The European bourgeois are more polished. They can afford to be, because their vital interests are not affected so directly. It is the US's "back yard" that is going up in flames, not theirs. Nevertheless, for all their polished politeness and diplomacy, they are equally hostile to the Cuban Revolution and equally in favour of a capitalist counterrevolution. The difference is between advocating murder by strangulation - which is noisy and inconvenient - or murder by slow poisoning - which is more discreet.

The intense pressure of American imperialism on Cuba has had the effect of infuriating the masses. There is a long tradition of anti-imperialist struggle in Cuba. The Cuban people do not like to be bullied by American imperialism. But of course this has provoked a split in the Cuban leadership. One wing wants to compromise with US imperialism and go towards capitalism and the other wing led by Castro wants to resist it.

The enormous authority of Castro galvanized the anti-capitalist elements. He has played a key role. They have been trying to take measures to stop the slide towards capitalism. They have recently taken a very drastic step of trying to stop the dollarization of the Cuban economy. The Cuban economy was becoming dollarized, and that was one of the spearheads of capitalist restoration. So they passed a decree to stop it on November 14, 2004.
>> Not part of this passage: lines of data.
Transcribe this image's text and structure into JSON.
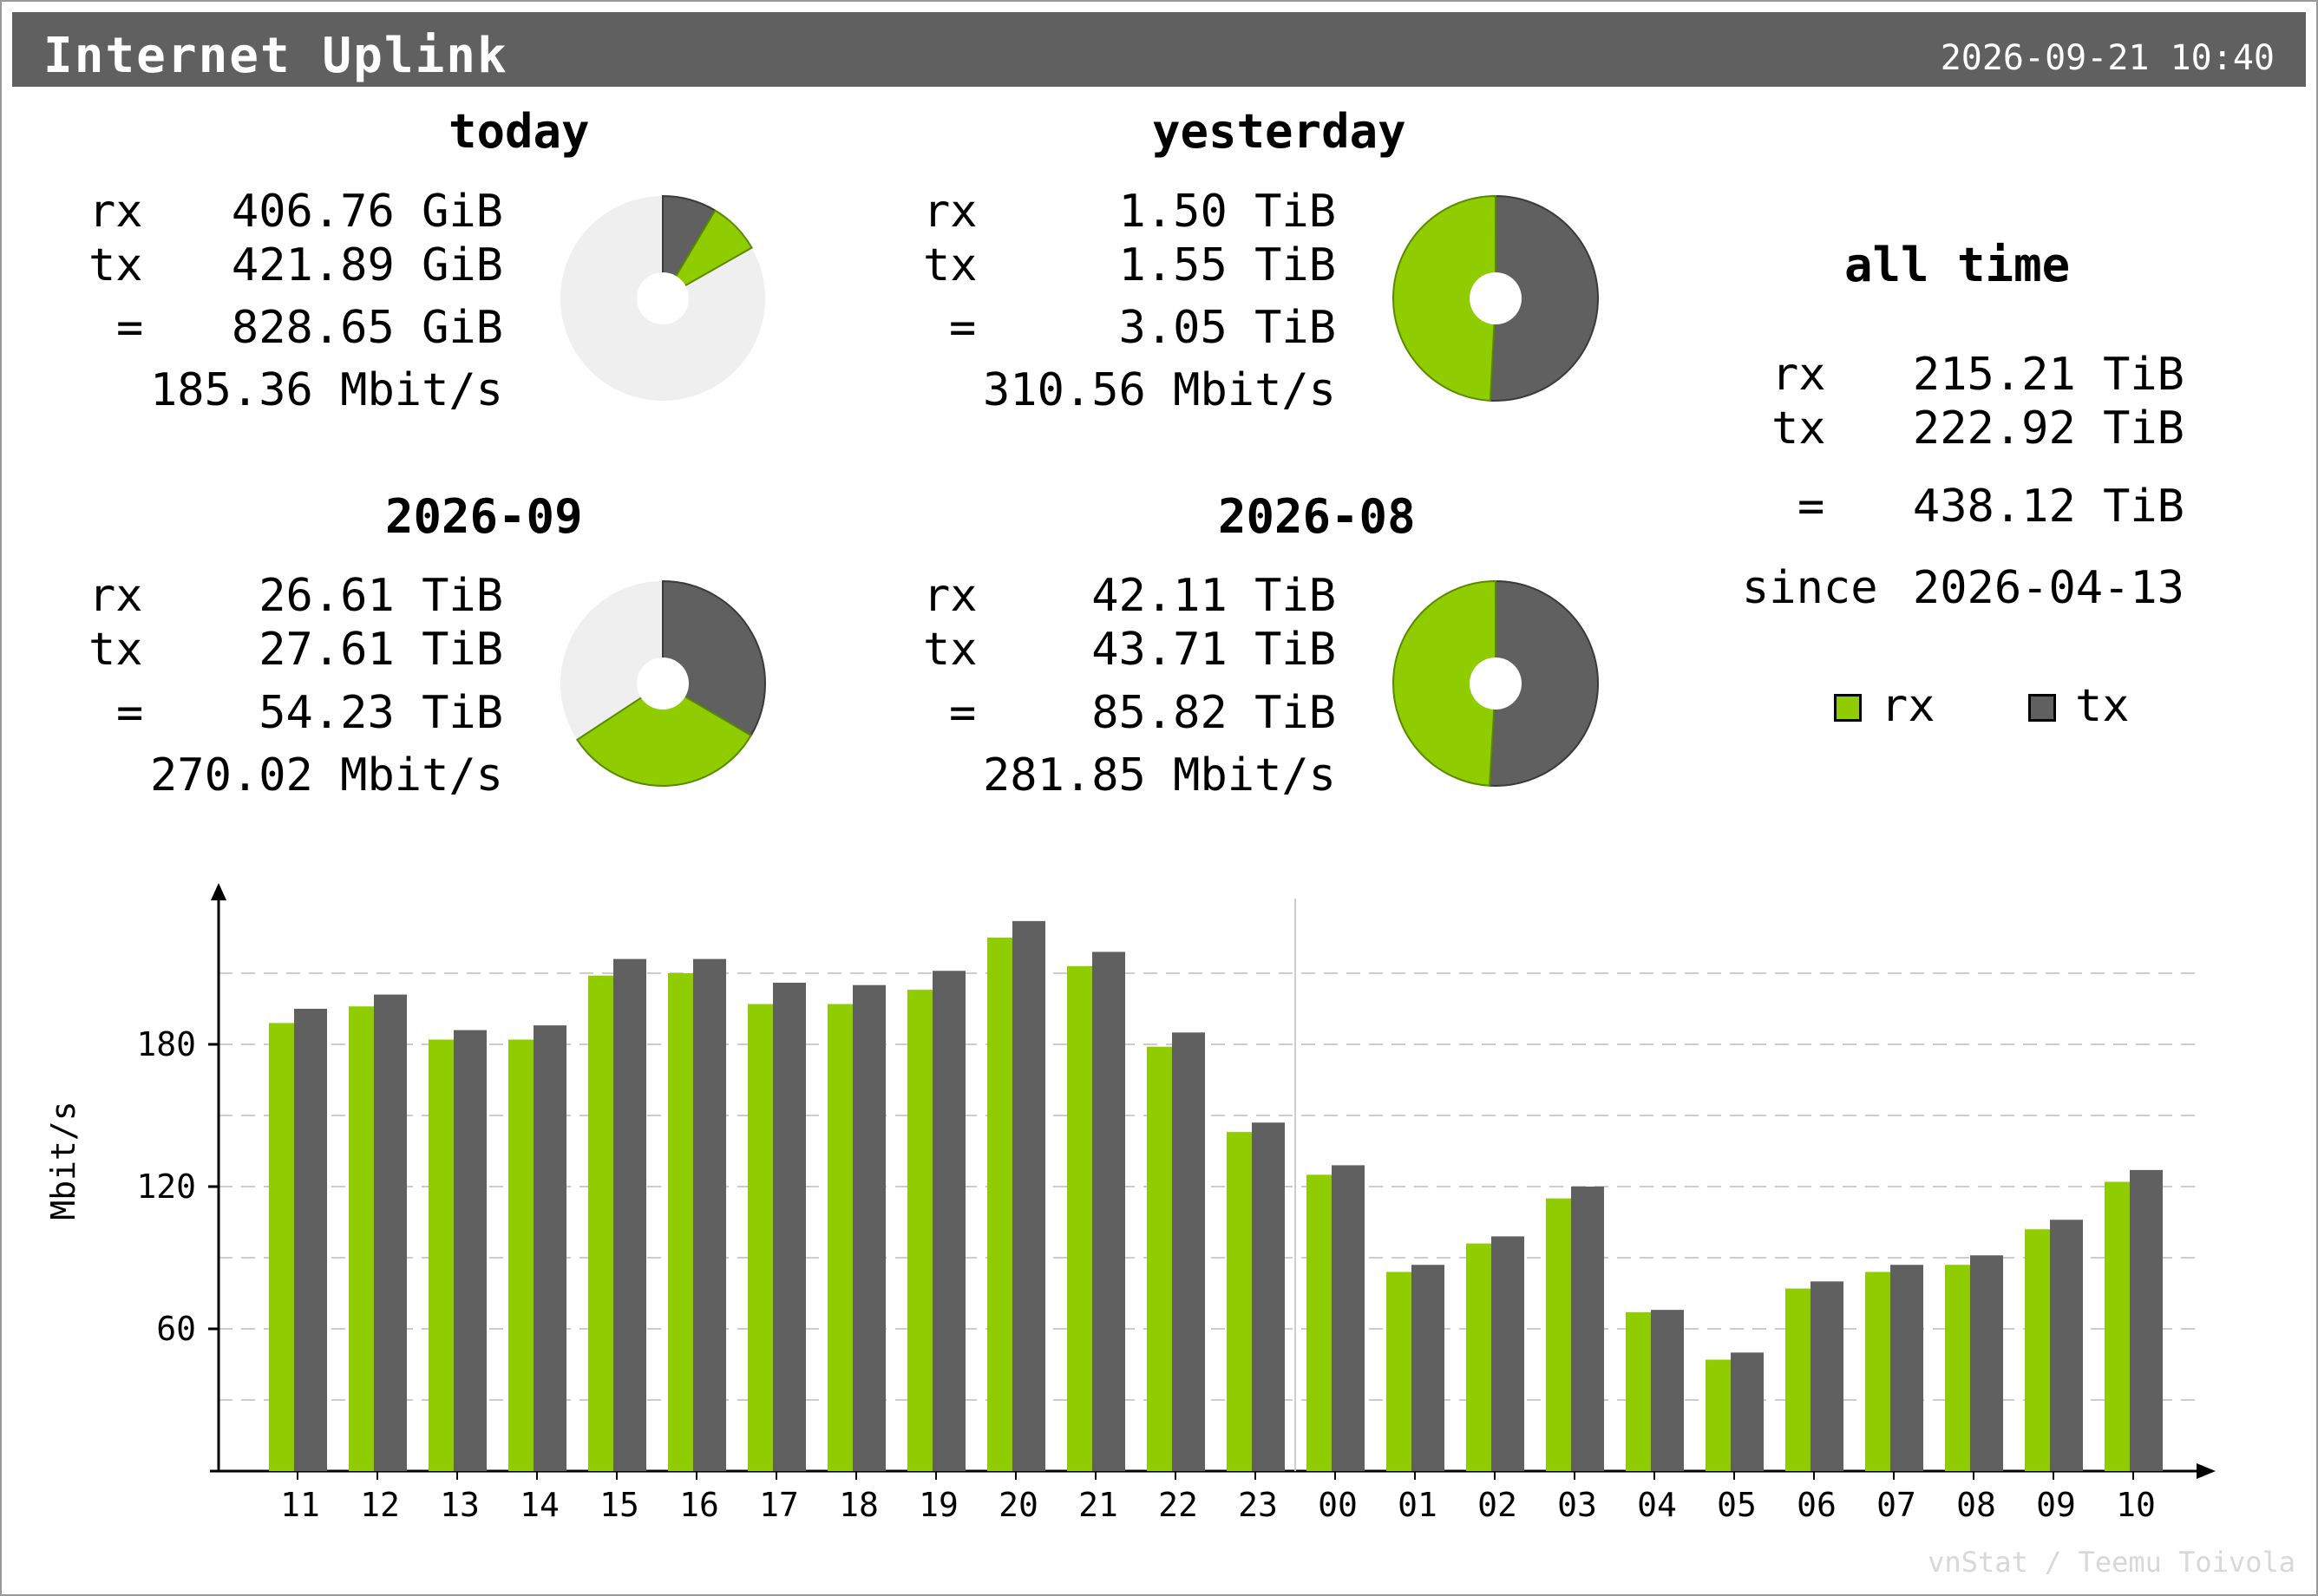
{
  "header": {
    "title": "Internet Uplink",
    "timestamp": "2026-09-21 10:40"
  },
  "colors": {
    "rx": "#8fcc00",
    "tx": "#606060",
    "pie_bg": "#efefef",
    "grid": "#cccccc"
  },
  "summaries": [
    {
      "id": "today",
      "title": "today",
      "rx_label": "rx",
      "rx": "406.76 GiB",
      "tx_label": "tx",
      "tx": "421.89 GiB",
      "total_label": "=",
      "total": "828.65 GiB",
      "rate": "185.36 Mbit/s",
      "pie": {
        "rx_fraction": 0.0823,
        "tx_fraction": 0.0854
      }
    },
    {
      "id": "yesterday",
      "title": "yesterday",
      "rx_label": "rx",
      "rx": "1.50 TiB",
      "tx_label": "tx",
      "tx": "1.55 TiB",
      "total_label": "=",
      "total": "3.05 TiB",
      "rate": "310.56 Mbit/s",
      "pie": {
        "rx_fraction": 0.4918,
        "tx_fraction": 0.5082
      }
    },
    {
      "id": "month",
      "title": "2026-09",
      "rx_label": "rx",
      "rx": "26.61 TiB",
      "tx_label": "tx",
      "tx": "27.61 TiB",
      "total_label": "=",
      "total": "54.23 TiB",
      "rate": "270.02 Mbit/s",
      "pie": {
        "rx_fraction": 0.3227,
        "tx_fraction": 0.3348
      }
    },
    {
      "id": "prev_month",
      "title": "2026-08",
      "rx_label": "rx",
      "rx": "42.11 TiB",
      "tx_label": "tx",
      "tx": "43.71 TiB",
      "total_label": "=",
      "total": "85.82 TiB",
      "rate": "281.85 Mbit/s",
      "pie": {
        "rx_fraction": 0.4907,
        "tx_fraction": 0.5093
      }
    }
  ],
  "all_time": {
    "title": "all time",
    "rx_label": "rx",
    "rx": "215.21 TiB",
    "tx_label": "tx",
    "tx": "222.92 TiB",
    "total_label": "=",
    "total": "438.12 TiB",
    "since_label": "since",
    "since": "2026-04-13"
  },
  "legend": {
    "rx": "rx",
    "tx": "tx"
  },
  "chart_data": {
    "type": "bar",
    "ylabel": "Mbit/s",
    "ylim": [
      0,
      240
    ],
    "yticks": [
      60,
      120,
      180
    ],
    "gridlines": [
      30,
      60,
      90,
      120,
      150,
      180,
      210
    ],
    "categories": [
      "11",
      "12",
      "13",
      "14",
      "15",
      "16",
      "17",
      "18",
      "19",
      "20",
      "21",
      "22",
      "23",
      "00",
      "01",
      "02",
      "03",
      "04",
      "05",
      "06",
      "07",
      "08",
      "09",
      "10"
    ],
    "day_separator_before": "00",
    "series": [
      {
        "name": "rx",
        "values": [
          189,
          196,
          182,
          182,
          209,
          210,
          197,
          197,
          203,
          225,
          213,
          179,
          143,
          125,
          84,
          96,
          115,
          67,
          47,
          77,
          84,
          87,
          102,
          122
        ]
      },
      {
        "name": "tx",
        "values": [
          195,
          201,
          186,
          188,
          216,
          216,
          206,
          205,
          211,
          232,
          219,
          185,
          147,
          129,
          87,
          99,
          120,
          68,
          50,
          80,
          87,
          91,
          106,
          127
        ]
      }
    ]
  },
  "footer": "vnStat / Teemu Toivola"
}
El Pais, the Spanish paper, made quite a penetrating bourgeois analysis of this process. It says: "dollars brought to Cuba contamination and inequality [...] a real cancer for a system based on equalitarianism. As well as an economic perversion introduced by the system of a dual currency." The paper quotes a Cuban as saying: "On the one side there was the dollar, a strong currency produced by foreign banks, which entered freely into the market and over which there was no control. On the other hand there were Cuban pesos, of little purchasing power, which were used to pay us our wages."

The Cuban leaders tried to stop this. But they tried to stop it by bureaucratic means, and this will not work in the long run. The point that we would make in Cuba is that you cannot fight effectively against capitalism by bureaucratic means, and you cannot fight against capitalism without fighting against that wing of the bureaucracy that is pulled in the direction of capitalism.

Castro is very popular in Cuba but the bureaucracy is not popular. Therefore, it is not possible to limit the struggle against capitalist restoration to the demand for the maintenance of the status quo. The masses do not want the maintenance of the status quo, but to improve their living standards, to increase their rights and to push the Revolution forward to new heights. This is unthinkable without a struggle against the evils of corruption, careerism and bureaucracy - the real ground upon which the capitalist tendencies are growing.

Slogans like "Down with Castro. Down with the Castro dictatorship" are the slogans of the émigrés in Miami. They are not our slogans. At a time when Fidel Castro represents that section that is trying to fight against capitalism, that is a monstrous position. That is what Bush is saying. Instead, we should say, "let's direct our fire against these rotten bourgeois, these millionaires, these people who have accumulated fortunes in dollars. Let's purge them. Let's get rid of them. Down with the nascent bourgeoisie!" "Down with corruption." We should be attacking the agents of imperialism in Cuba who are undermining the planned economy and destroying socialism.